Mr. Goodlett, who was Mrs. Absalom's husband, went out to the camp, looked it over with the eye of an expert, and turned away with a groan. This citizen had served both in the Mexican and the Florida wars, and he knew that these gallant young men would have a rude awakening, when it came to the real tug of war.

"Doesn't it look like war, Mr. Ab?" Nan asked, running after the veteran.

Mr. Goodlett looked at the bright face lifted up to his, and frowned, though a smile of pity showed itself around his grizzled mouth. He was a very deliberate man, and he hesitated before he spoke. "You think that looks like war?" he asked.

"Why, of course. Isn't that the way they do when there's a war?"

"What! gormandise, an' set in the shade? Why, it ain't no more like war than sparrergrass is like jimson weed—not one ioter." With that, he sighed and went on his way.

But when did the precepts of age and experience ever succeed in chilling the enthusiasm of youth? With the children, it was "O to be a soldier boy!" and Nan and her companions continued to linger around the edges of the spectacle, taking it all in, and enjoying every moment. And the Scouts themselves continued to live like lords, eating and drilling, and dozing during the day, and at night dancing to the sweet music of Flavian Dion's violin. Nan and Gabriel thought it was fine, and, as well as can be remembered, Cephas was of the same opinion. As for Tasma Tid, she thought that the fife and drums, and the general glare and glitter of the affair were simply grand, very much nicer than war in her country, where the Arab slave-traders crept up in the night and seized all who failed to escape in the forest, killing right and left for the mere love of killing. Compared with the jungle war, this pageant was something to be admired.

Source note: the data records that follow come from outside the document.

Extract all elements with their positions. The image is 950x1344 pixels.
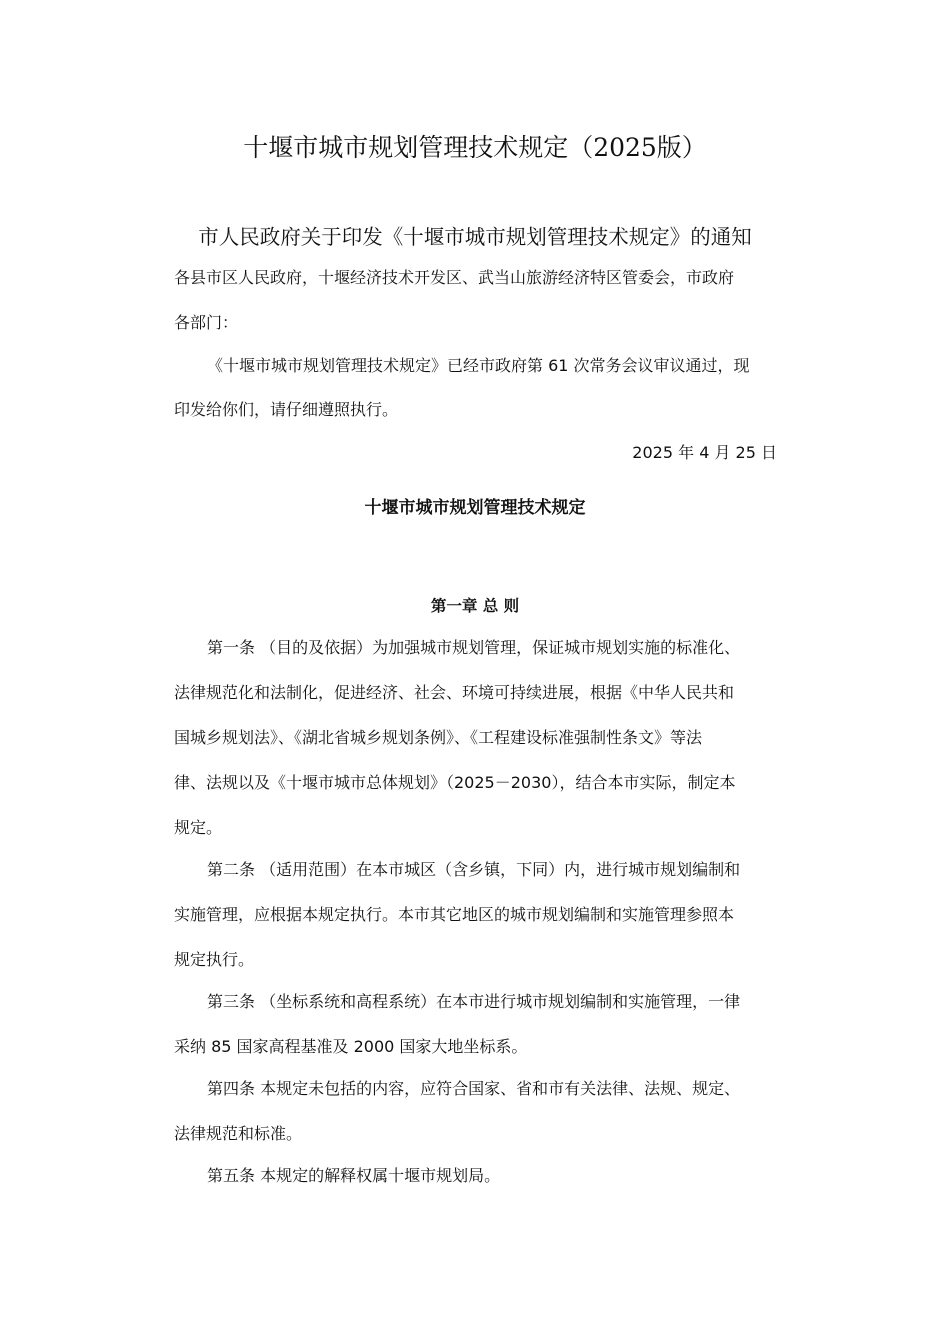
notice-date: 2025 年 4 月 25 日: [632, 443, 777, 462]
notice-body-line-2: 印发给你们，请仔细遵照执行。: [174, 400, 399, 419]
article-1-line-1: 第一条 （目的及依据）为加强城市规划管理，保证城市规划实施的标准化、: [207, 638, 741, 657]
article-5-line-1: 第五条 本规定的解释权属十堰市规划局。: [207, 1166, 501, 1185]
main-title: 十堰市城市规划管理技术规定（2025版）: [243, 133, 707, 162]
article-3-line-1: 第三条 （坐标系统和高程系统）在本市进行城市规划编制和实施管理，一律: [207, 992, 741, 1011]
article-2-line-3: 规定执行。: [174, 950, 255, 969]
notice-recipients-line-1: 各县市区人民政府，十堰经济技术开发区、武当山旅游经济特区管委会，市政府: [174, 268, 735, 287]
regulation-title: 十堰市城市规划管理技术规定: [364, 498, 586, 518]
article-2-line-1: 第二条 （适用范围）在本市城区（含乡镇，下同）内，进行城市规划编制和: [207, 860, 741, 879]
article-1-line-3: 国城乡规划法》、《湖北省城乡规划条例》、《工程建设标准强制性条文》等法: [174, 728, 703, 747]
article-1-line-2: 法律规范化和法制化，促进经济、社会、环境可持续进展，根据《中华人民共和: [174, 683, 735, 702]
article-4-line-2: 法律规范和标准。: [174, 1124, 303, 1143]
article-3-line-2: 采纳 85 国家高程基准及 2000 国家大地坐标系。: [174, 1037, 528, 1056]
article-1-line-4: 律、法规以及《十堰市城市总体规划》（2025－2030），结合本市实际，制定本: [174, 773, 736, 792]
notice-body-line-1: 《十堰市城市规划管理技术规定》已经市政府第 61 次常务会议审议通过，现: [207, 356, 750, 375]
notice-recipients-line-2: 各部门：: [174, 313, 239, 332]
article-2-line-2: 实施管理，应根据本规定执行。本市其它地区的城市规划编制和实施管理参照本: [174, 905, 735, 924]
chapter-title: 第一章 总 则: [430, 597, 520, 615]
article-4-line-1: 第四条 本规定未包括的内容，应符合国家、省和市有关法律、法规、规定、: [207, 1079, 741, 1098]
article-1-line-5: 规定。: [174, 818, 223, 837]
notice-title: 市人民政府关于印发《十堰市城市规划管理技术规定》的通知: [198, 225, 752, 249]
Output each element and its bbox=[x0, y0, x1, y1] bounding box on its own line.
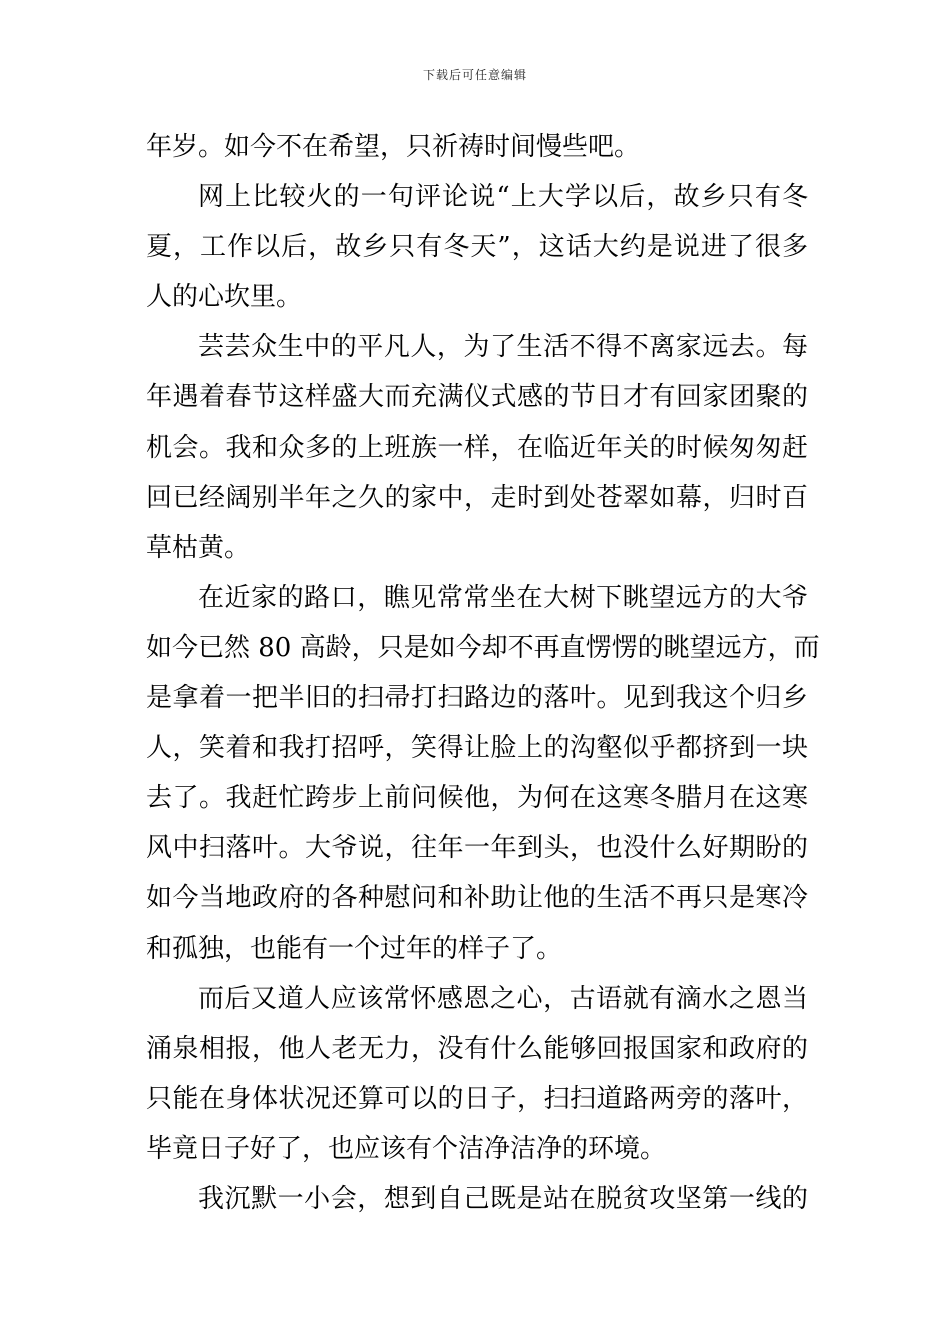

And many of the older citizens held views not very different from those of the children, for enthusiasm ran high. The Shady Dale Scouts went away arrayed in their holiday uniforms. Many of them never returned to their homes again, but those that did were arrayed in rags and tatters. Their gallantry was such that the Shady Dale Scouts, disguised as Company B, were always at the head of their regiment when trouble was on hand. But all this is to anticipate.